Fantasy files: Running backs and carries

Let’s be simple tonight. Let’s correlate team rushing attempts with the top (projected) fantasy running backs for 2010. We’ll start with the Big Four. Chris Johnson’s Tennessee Titans were fifth with 499 attempts. He had more than 70% of the team’s carries. It’s hard to see either number going down in 2010. Minnesota was 10th in the NFL with 467 carries. ADP had 314 carries (kind of low, really), or about 67%. Jacksonville had 447 carries and MJD had 312 of them (69%). Ray Rice is the low man of the four with 54% of Baltimore’s 468 carries. Don’t forget that he had 78 receptions, leading all running backs.
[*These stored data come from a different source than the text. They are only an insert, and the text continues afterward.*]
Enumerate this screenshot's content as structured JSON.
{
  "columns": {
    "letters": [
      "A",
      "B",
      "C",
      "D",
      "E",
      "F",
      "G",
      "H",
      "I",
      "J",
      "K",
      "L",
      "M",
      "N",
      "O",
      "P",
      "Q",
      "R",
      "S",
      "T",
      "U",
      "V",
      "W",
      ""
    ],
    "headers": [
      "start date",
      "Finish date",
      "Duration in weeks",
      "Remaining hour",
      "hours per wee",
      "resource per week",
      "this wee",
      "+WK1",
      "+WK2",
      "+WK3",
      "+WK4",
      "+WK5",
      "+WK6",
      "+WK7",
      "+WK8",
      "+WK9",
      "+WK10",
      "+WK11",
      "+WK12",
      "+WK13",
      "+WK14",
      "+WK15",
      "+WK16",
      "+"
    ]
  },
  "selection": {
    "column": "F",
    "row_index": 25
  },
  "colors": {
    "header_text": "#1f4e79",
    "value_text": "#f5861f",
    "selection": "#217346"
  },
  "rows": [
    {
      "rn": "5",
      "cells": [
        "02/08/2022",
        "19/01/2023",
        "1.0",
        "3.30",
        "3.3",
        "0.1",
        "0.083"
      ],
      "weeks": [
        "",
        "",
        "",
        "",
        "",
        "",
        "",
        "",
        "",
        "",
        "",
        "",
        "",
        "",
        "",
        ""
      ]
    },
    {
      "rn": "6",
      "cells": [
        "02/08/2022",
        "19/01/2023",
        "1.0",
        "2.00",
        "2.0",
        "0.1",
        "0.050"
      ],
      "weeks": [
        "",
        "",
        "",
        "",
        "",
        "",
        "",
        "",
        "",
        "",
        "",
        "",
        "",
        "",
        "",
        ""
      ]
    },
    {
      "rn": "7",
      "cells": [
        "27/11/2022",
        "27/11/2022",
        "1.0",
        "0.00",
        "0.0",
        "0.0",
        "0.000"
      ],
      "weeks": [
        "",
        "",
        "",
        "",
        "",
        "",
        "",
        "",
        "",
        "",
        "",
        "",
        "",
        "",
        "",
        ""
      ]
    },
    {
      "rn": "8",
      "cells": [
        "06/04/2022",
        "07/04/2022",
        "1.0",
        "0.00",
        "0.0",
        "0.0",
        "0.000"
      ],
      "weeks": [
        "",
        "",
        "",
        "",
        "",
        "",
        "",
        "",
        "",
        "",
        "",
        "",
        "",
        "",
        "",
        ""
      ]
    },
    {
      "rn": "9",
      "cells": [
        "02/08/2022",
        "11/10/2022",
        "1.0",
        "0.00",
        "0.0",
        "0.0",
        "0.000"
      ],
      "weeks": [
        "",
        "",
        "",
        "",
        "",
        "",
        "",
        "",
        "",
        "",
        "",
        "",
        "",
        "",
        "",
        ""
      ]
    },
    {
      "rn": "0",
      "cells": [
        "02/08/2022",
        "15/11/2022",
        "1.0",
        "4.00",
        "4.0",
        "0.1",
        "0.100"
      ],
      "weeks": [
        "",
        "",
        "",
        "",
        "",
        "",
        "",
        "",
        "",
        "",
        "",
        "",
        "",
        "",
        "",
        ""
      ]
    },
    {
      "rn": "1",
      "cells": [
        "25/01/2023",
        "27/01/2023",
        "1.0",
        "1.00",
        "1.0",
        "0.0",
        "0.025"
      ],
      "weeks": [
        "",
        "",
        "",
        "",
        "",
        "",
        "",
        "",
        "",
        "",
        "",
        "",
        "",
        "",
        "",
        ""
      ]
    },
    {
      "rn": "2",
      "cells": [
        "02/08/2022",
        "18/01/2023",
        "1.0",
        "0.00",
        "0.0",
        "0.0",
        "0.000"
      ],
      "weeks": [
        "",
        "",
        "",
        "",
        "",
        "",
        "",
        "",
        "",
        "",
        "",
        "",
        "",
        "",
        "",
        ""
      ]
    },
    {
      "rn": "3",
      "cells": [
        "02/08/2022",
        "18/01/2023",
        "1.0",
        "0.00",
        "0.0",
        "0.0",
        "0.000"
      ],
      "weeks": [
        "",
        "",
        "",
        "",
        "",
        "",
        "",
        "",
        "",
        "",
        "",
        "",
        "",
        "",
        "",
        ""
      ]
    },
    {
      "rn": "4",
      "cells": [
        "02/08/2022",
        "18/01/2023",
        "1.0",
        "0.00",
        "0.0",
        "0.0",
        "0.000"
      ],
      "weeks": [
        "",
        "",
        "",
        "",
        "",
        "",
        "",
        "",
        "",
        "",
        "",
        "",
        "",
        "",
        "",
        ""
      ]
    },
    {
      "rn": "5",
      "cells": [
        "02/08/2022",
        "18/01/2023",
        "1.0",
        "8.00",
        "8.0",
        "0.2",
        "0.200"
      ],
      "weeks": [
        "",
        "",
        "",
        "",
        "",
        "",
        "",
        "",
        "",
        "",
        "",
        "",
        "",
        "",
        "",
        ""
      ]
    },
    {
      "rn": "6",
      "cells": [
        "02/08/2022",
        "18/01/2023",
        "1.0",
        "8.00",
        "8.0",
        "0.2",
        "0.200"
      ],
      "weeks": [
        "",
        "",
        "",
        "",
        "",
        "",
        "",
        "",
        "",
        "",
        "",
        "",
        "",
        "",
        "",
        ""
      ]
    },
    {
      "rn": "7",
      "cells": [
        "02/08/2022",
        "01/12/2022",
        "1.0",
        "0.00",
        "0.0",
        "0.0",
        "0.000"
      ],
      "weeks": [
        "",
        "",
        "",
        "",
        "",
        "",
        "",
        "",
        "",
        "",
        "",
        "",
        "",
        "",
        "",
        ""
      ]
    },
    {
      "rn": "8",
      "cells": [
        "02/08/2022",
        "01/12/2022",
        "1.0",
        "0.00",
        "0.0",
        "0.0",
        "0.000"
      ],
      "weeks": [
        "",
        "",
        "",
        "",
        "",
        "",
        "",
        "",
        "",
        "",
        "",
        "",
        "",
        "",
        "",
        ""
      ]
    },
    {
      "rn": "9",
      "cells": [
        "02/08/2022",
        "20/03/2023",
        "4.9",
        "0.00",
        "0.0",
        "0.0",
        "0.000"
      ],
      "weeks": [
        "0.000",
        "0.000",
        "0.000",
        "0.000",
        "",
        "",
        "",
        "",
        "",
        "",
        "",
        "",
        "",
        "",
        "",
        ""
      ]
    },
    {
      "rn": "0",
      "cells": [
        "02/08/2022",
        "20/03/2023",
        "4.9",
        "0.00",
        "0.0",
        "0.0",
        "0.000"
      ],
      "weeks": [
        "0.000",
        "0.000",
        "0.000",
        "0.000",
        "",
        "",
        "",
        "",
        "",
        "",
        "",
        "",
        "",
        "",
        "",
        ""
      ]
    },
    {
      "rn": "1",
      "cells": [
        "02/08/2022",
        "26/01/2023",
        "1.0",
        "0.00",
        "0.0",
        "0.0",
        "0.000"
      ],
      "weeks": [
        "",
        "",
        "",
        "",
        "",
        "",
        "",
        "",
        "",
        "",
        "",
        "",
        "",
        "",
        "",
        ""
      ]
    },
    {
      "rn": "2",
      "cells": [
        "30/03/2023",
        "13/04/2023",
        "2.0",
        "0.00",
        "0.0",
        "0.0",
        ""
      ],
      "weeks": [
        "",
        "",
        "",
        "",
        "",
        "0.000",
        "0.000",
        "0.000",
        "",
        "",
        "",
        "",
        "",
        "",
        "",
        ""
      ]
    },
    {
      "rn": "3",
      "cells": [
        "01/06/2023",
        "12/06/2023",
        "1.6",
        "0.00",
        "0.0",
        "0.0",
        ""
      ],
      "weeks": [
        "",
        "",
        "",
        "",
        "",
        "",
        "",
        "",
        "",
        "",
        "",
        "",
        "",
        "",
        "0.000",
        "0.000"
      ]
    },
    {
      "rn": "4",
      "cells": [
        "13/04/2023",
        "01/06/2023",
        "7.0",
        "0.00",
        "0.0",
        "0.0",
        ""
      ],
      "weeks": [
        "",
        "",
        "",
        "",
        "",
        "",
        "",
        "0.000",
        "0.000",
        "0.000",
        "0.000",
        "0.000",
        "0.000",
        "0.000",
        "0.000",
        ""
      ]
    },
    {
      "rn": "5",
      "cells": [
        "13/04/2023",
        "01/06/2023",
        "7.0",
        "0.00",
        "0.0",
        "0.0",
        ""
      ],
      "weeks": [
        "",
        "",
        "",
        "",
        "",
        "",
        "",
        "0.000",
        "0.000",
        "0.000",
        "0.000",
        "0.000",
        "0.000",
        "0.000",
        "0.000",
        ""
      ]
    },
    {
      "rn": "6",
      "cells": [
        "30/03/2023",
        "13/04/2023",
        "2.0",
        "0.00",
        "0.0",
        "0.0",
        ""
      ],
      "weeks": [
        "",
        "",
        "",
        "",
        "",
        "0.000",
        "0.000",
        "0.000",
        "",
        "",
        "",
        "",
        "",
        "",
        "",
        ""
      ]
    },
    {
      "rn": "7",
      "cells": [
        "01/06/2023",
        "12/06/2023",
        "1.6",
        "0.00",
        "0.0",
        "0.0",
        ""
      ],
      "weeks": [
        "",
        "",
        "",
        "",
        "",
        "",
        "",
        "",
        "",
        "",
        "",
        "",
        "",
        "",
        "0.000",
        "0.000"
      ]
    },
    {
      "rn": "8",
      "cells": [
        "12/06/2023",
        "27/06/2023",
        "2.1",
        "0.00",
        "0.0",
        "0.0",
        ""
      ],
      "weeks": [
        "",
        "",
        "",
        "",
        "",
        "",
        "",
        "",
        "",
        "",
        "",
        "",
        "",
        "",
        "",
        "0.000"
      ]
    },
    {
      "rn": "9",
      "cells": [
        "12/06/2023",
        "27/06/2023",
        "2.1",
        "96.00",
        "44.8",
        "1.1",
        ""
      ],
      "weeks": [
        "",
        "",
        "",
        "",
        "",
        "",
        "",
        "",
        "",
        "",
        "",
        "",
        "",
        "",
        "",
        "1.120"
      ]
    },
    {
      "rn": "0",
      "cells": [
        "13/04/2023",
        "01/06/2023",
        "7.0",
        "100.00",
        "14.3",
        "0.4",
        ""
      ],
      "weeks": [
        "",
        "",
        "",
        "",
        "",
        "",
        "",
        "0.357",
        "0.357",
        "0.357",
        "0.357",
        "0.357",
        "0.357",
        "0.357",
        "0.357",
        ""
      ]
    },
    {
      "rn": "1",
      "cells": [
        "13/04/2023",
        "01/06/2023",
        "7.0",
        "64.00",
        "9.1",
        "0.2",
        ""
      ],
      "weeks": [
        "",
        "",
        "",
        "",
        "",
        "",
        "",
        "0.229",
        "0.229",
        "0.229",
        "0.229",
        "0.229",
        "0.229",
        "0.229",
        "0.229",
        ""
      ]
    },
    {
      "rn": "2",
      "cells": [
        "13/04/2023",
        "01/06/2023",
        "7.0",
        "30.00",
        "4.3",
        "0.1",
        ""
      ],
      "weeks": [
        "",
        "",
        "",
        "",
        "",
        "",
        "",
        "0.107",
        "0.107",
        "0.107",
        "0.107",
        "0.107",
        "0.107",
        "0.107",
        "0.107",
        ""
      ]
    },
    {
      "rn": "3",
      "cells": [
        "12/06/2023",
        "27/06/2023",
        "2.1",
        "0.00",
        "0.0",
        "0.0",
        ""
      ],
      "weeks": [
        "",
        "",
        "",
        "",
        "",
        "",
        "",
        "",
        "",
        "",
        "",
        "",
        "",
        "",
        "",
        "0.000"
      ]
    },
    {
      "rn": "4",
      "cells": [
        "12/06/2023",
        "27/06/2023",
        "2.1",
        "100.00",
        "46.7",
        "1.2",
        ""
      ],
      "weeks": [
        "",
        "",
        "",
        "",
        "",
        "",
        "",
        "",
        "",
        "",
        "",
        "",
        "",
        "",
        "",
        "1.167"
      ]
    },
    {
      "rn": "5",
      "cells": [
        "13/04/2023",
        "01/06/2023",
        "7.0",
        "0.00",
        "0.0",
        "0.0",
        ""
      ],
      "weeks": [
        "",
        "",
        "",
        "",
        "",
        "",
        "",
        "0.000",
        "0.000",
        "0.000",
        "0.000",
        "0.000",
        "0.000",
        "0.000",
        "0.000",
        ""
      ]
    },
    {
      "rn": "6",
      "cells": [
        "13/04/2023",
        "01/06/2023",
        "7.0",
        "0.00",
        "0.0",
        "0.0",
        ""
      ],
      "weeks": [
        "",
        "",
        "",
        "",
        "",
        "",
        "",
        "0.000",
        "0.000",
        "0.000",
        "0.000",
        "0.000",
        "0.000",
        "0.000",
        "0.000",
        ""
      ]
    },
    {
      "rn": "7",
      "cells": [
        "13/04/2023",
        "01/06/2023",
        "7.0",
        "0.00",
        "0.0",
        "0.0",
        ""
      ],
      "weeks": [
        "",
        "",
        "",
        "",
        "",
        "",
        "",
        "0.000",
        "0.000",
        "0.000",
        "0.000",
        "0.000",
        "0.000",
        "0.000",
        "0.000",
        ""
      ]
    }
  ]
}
The Not So Big Four under that, at least by my projections, is Frank Gore, Steven Jackson, Michael Turner and DeAngelo Williams. There are good reasons to knock all four but they’re all capable of a crashing the top four. Gore had 229 carries (he missed two games and most of another), but had nearly 62% of the 49ers’ 30th-ranked 371 carries. Michael Turner had more carries by himself in 2008. In 2009 he was hobbled by an ankle injury. Due in part to that, the Falcons passed a lot more. He had 178 carries in 2009, or about 39% of the team’s carries. For a more accurate context, in the ten games that he played the majority of the snaps, he had 64% of the carries. Like that better? DeAngelo Williams, 2008’s top fantasy back, came down to earth a bit in 2009. Williams touched the ball 42% of the time and will get the lowest percentage of carries in this entire group due to the big shadow of Jonathan Stewart. The Panthers were number two in rushing attempts last year and will be top ten for sure again this year. Then we have Steven Jackson, he of the paltry four touchdowns last year. He carried the ball a staggering 79% of the time (324 of 411 carries) for the Rams last year. A suspect line and a rookie quarterback do not help his standing, but that number is impressive.

Carries by themselves don’t mean a ton. You’re discounting receptions, touchdowns, and how much these numbers can fluctuate from year to year. It helps solidify some opinions and put others on shakier ground. Plus it’s all part of the wonderful world of fantasy football.